The city canceled a contract with one testing vendor and won’t get charged by another after the companies bungled exam scoring in separate incidents earlier this year, the education department announced today.

Officials announced this afternoon that they are canceling a $9.7 million contract after the vendor, CTB/McGraw-Hill, botched a new electronic grading process for the city’s Regents exams, causing confusion for tens of thousands of students who needed scores to graduate or move onto the next grade.
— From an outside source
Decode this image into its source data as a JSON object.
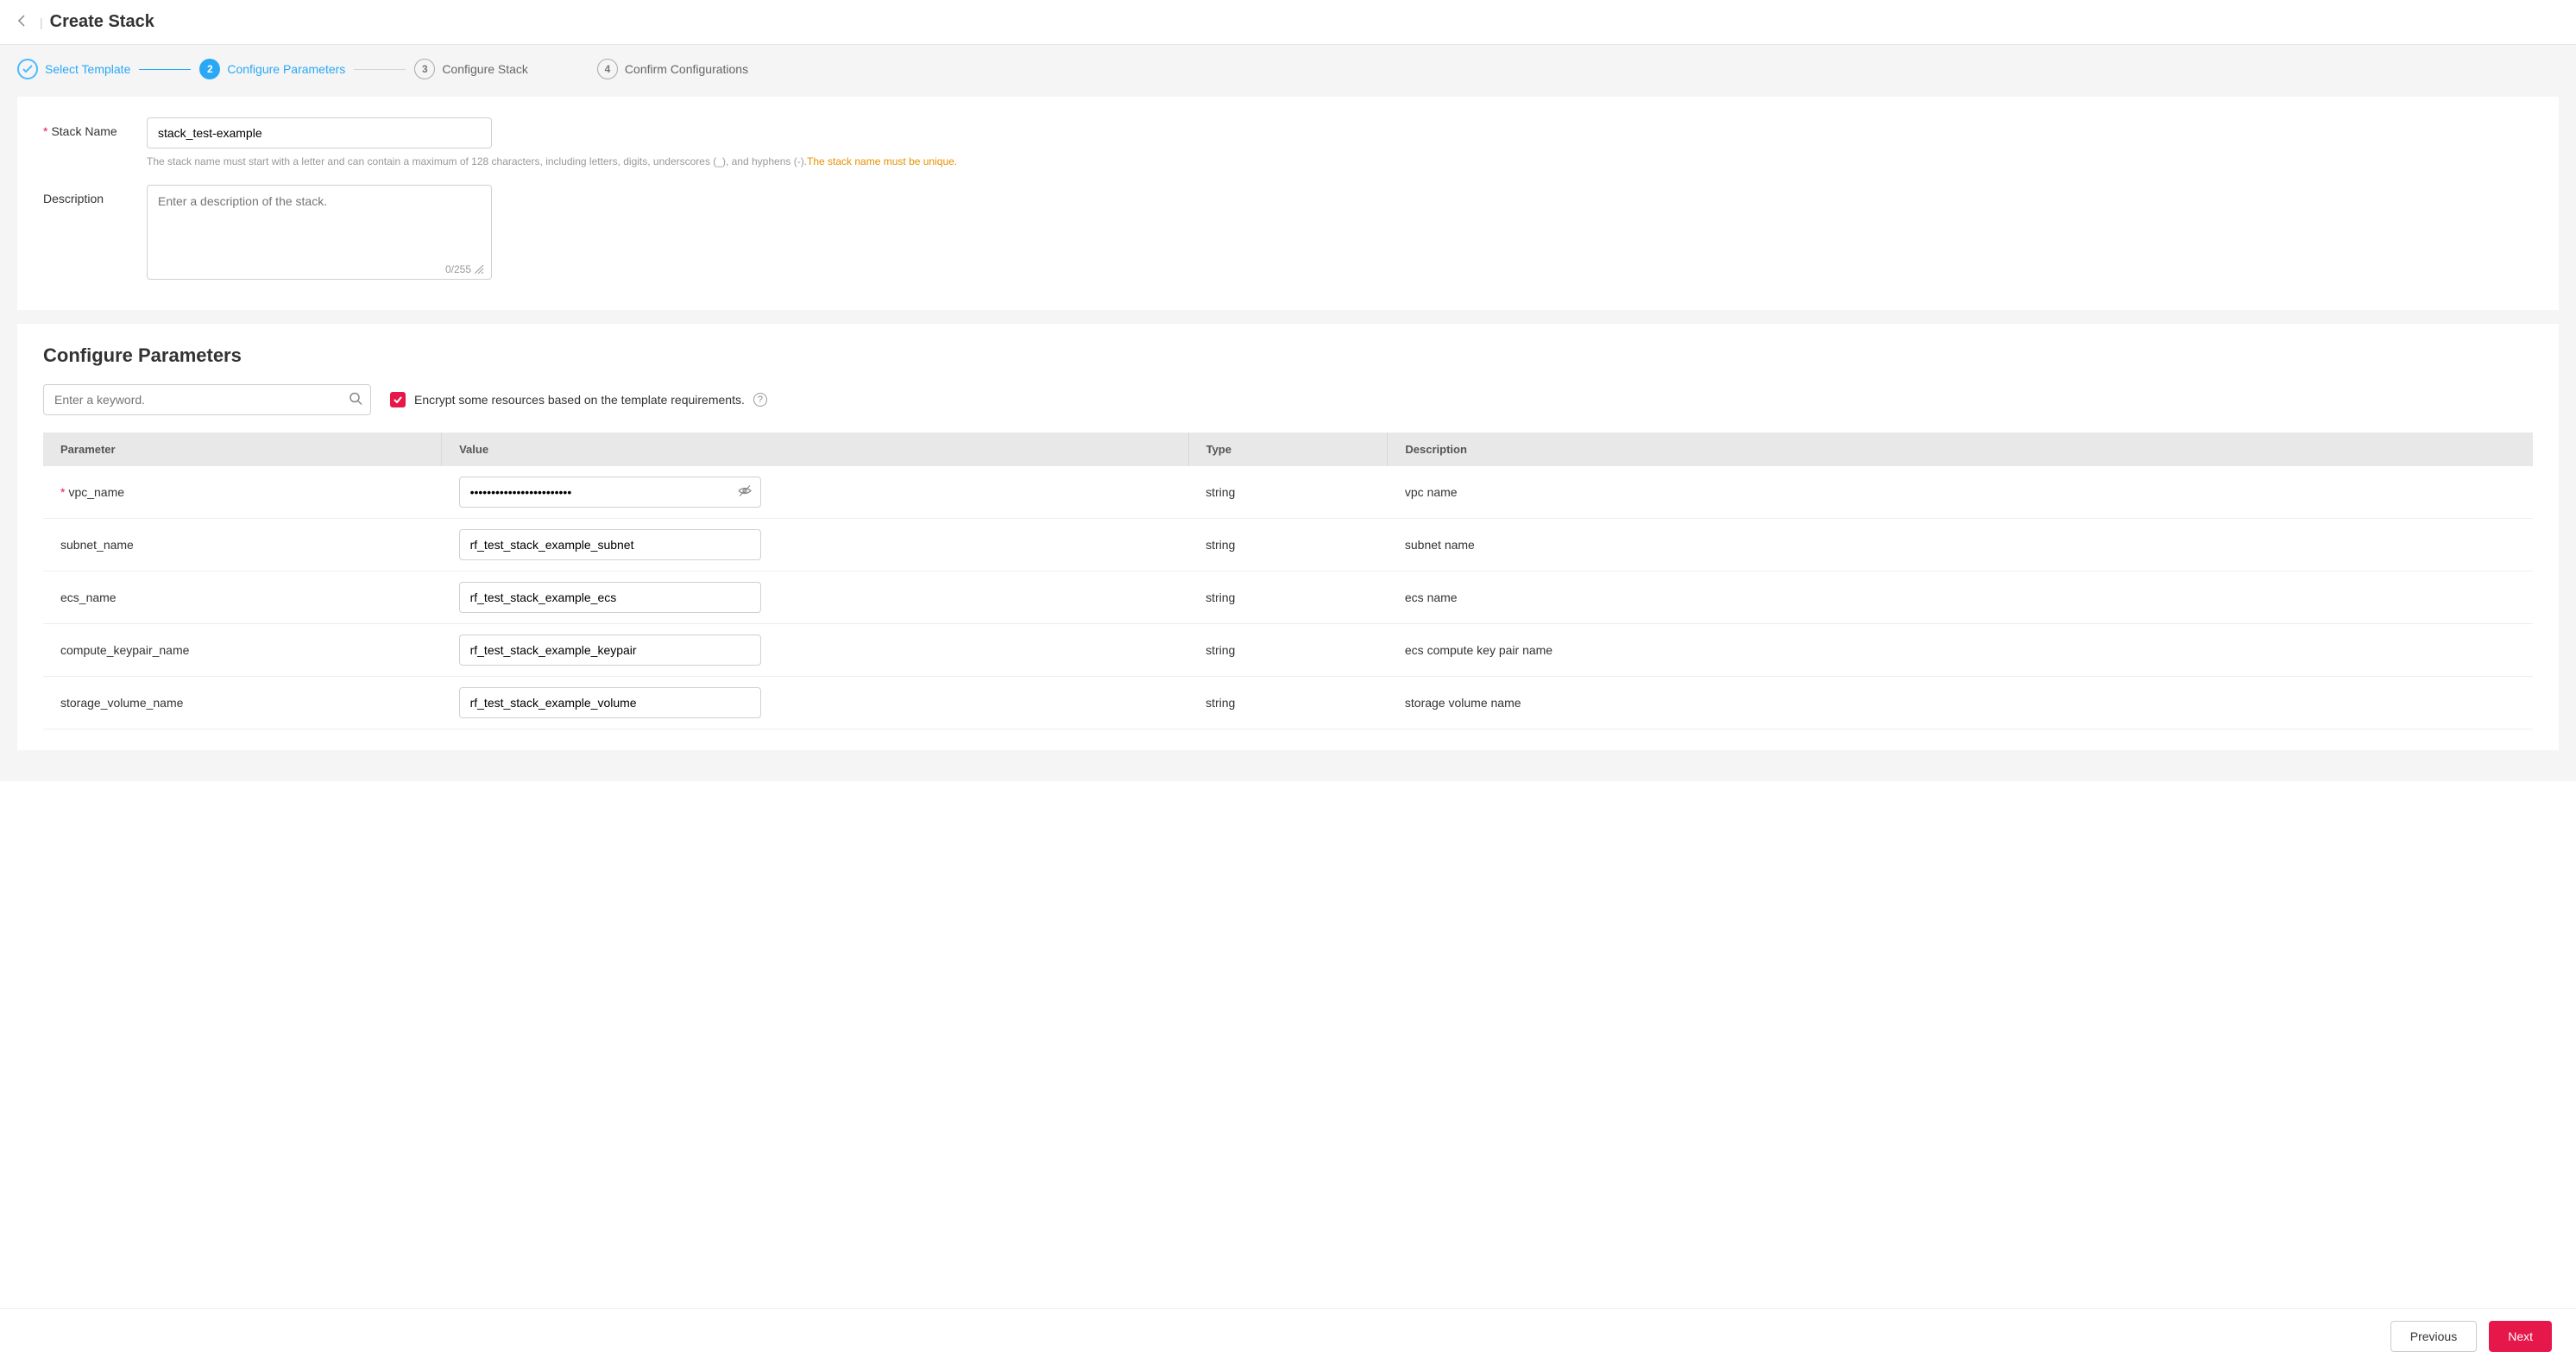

The city will also recoup $2.1 million from Pearson for major errors during its administration of a gifted exam.

The news comes less than three months after officials sought to downplay the issues, which included a series of technical glitches that resulted from logistical problems, faulty software and low school bandwidth. Spokeswoman Erin Hughes said the department was still negotiating how much money it would recoup from the contract, which was in its second year of a three-year deal.

As a result of the cancellation, she said, the city planned to move back to paper-and-pencil scoring in 2014.

This school year was the first in which all Regents exams were graded through “distributed scoring,” an arrangement devised to prevent teachers from scoring tests taken by students at their schools. The process involved McGraw-Hill collecting exam sheets, transporting them to a scanning site in Connecticut and then distributing them back to computers in schools where teachers waited to grade them.

But problems appeared almost immediately. Some exams weren’t picked up and others were lost for weeks at a time. Teachers assigned to grading sites sat in front of computers for hours, getting paid overtime to grade just a handful of answer sheets per day. The delays stretched into graduation week, when thousands of students walked in ceremonies without knowing if they had earned a diploma.

“I’ve been doing grading for 18 years and this is the absolute worst,” Dino Sferrazza, a social studies teacher, told GothamSchools back in June.

Once the grading was finished, teachers, students and teachers said some of scores didn’t seem right. Top students in the classroom during the school year were failing at a high rate, and principals began making plans to file grading appeals. Hughes did not respond to questions about the appeals.

McGraw-Hill won the contract in 2012, but only after officials expressed reservations about the company’s ability to follow through on what it was promising in its proposal. A proposal by Pearson, McGraw-Hill’s rival in the testing industry, was better but cost significantly more.

It was the second test contract that caused problems with the city schools this year. Hughes said that the city was also recouping $2.1 million from Pearson this year for a different testing contract. Earlier this year, GothamSchools reported that Pearson gave out out the wrong scores to thousands of families whose children took a gifted school placement exam.

Hughes said it was too far into the school year to find a new vendor to takeover the work in Pearson’s contract, which includes creating and administering the gifted exams. But she said that the city planned to look for a new vendor in 2014.